At the fair each summer when I was a kid, we visited the Fun House, with its creepy grinning plaster face, two stories high. You walked in through its mouth, between its giant teeth, along its hot-pink tongue. Just from that face, you should’ve known. It was supposed to be a lark, but it was terrifying. The floors buckled or they lurched from side to side, and the walls were crooked, and the rooms were painted to confuse perspective. Lights flashed, horns blared, in the narrow, vibrating hallways lined with fattening mirrors and elongating mirrors and inside- out upside- down mirrors. Sometimes the ceiling fell or the floor rose, or both happened at once and I thought I’d be squashed like a bug. The Fun House was scarier by far than the Haunted House, not least because I was supposed to enjoy it. I just wanted to find the way out. But the doors marked EXIT led only to further crazy rooms, to endless moving corridors. There was one route through the Fun House, relentless to the very end.

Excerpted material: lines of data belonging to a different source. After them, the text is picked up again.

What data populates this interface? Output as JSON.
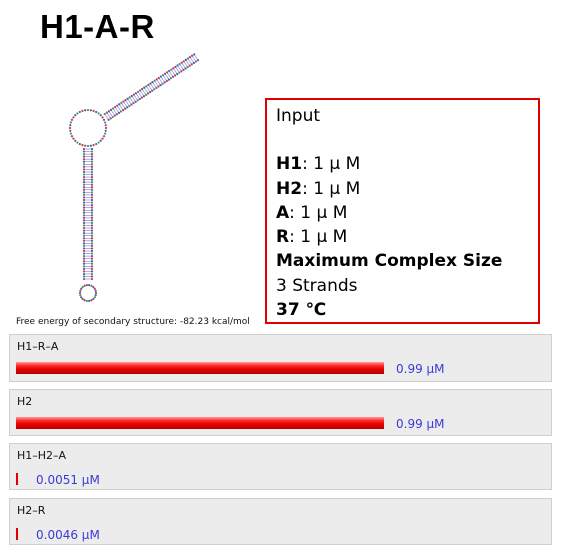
{
  "title": "H1-A-R",
  "free_energy_text": "Free energy of secondary structure: -82.23 kcal/mol",
  "input": {
    "heading": "Input",
    "conditions": [
      {
        "name": "H1",
        "value": ": 1 μ M"
      },
      {
        "name": "H2",
        "value": ": 1 μ M"
      },
      {
        "name": "A",
        "value": ": 1 μ M"
      },
      {
        "name": "R",
        "value": ": 1 μ M"
      }
    ],
    "max_complex_label": "Maximum Complex Size",
    "max_complex_value": "3 Strands",
    "temperature": "37 ℃"
  },
  "complexes": [
    {
      "name": "H1–R–A",
      "concentration": "0.99 μM",
      "fraction": 0.99
    },
    {
      "name": "H2",
      "concentration": "0.99 μM",
      "fraction": 0.99
    },
    {
      "name": "H1–H2–A",
      "concentration": "0.0051 μM",
      "fraction": 0.0051
    },
    {
      "name": "H2–R",
      "concentration": "0.0046 μM",
      "fraction": 0.0046
    }
  ],
  "colors": {
    "box_border": "#e00000",
    "bar": "#e60000",
    "value_text": "#3a3ad6",
    "panel_bg": "#ececec"
  }
}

I’ve finally come to understand that life itself is the Fun House. All you want is that door marked EXIT, the escape to a place where Real Life will be; and you can never find it. No: let me correct that. In recent years, there was a door, there were doors, and I took them and I believed in them, and I believed for a stretch that I’d managed to get out into Reality—and God, the bliss and terror of that, the intensity of that: it felt so different—until I suddenly realized I’d been stuck in the Fun House all along. I’d been tricked. The door marked EXIT hadn’t been an exit at all.

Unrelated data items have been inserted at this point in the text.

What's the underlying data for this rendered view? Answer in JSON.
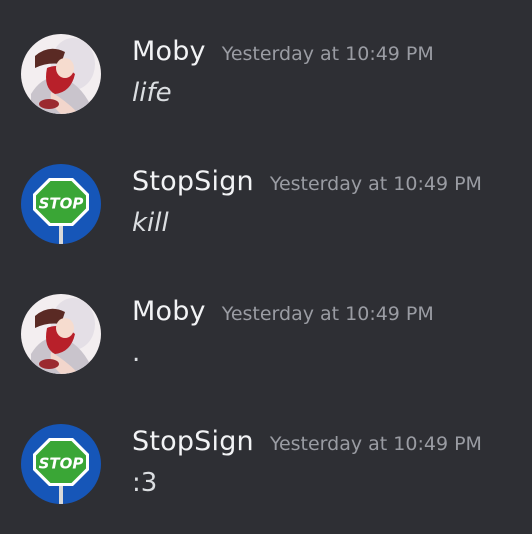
{
  "colors": {
    "background": "#2e2f34",
    "username": "#f2f3f5",
    "timestamp": "#9a9ca3",
    "message_text": "#dbdee1",
    "stop_sign_green": "#3aa636",
    "stop_sign_bg": "#1656b8"
  },
  "messages": [
    {
      "author": "Moby",
      "timestamp": "Yesterday at 10:49 PM",
      "content": "life",
      "avatar_icon": "anime-girl-avatar-icon",
      "italic": true
    },
    {
      "author": "StopSign",
      "timestamp": "Yesterday at 10:49 PM",
      "content": "kill",
      "avatar_icon": "stop-sign-avatar-icon",
      "avatar_text": "STOP",
      "italic": true
    },
    {
      "author": "Moby",
      "timestamp": "Yesterday at 10:49 PM",
      "content": ".",
      "avatar_icon": "anime-girl-avatar-icon",
      "italic": false
    },
    {
      "author": "StopSign",
      "timestamp": "Yesterday at 10:49 PM",
      "content": ":3",
      "avatar_icon": "stop-sign-avatar-icon",
      "avatar_text": "STOP",
      "italic": false
    }
  ]
}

Whoa. I mean, WOW! It has been a long, long time that a novel has grabbed me this forcefully, and screamed into my face, spittle flying, "Listen up!" Nora Eldridge is no Ancient Mariner telling her tale calmly; she is pissed. Furious with her dead mother, her elderly father, and her estranged brother, none of whom seem to have done anything very terrible. In fact, Nora is furious with herself: for failing to commit to being an artist, for settling for life as a third-grade teacher, for lacking the guts even to be openly enraged. Instead, she is the woman upstairs
whose trash is always tidy, who smiles brightly in the stairwell.

But the embers of Nora’s artist self, her "third life, small and secret," are reawakened when she meets Sirena, an Italian artist, married to a Christian Lebanese academic named Skandar Shahid. The Shahids are in America on a year’s sabbatical from Paris; Skandar is writing a book and their young son, Reza, enrolls in Nora’s class. When Sirena suggests she and Nora take a studio together, artistic cohabitation seems the perfect next step. Or does it?

It’s nowhere near that simple, as the story unfolds to reveal Sirena as something of a user—and perhaps Skandar too, though it’s unwise to credit Nora’s jaundiced perceptions. Her untrustworthy, embittered narration, deliberately set up as a feminine counterpoint to the rantings of Dostoevsky’s Underground Man, is an astonishing feat of creative imagination: at once self-lacerating and self-pitying, containing enough truth to induce squirms. Messud persuasively plunges us into the tortured psyche of a conflicted soul whose defiant closing assertion inspires little confidence that Nora can actually change her ways.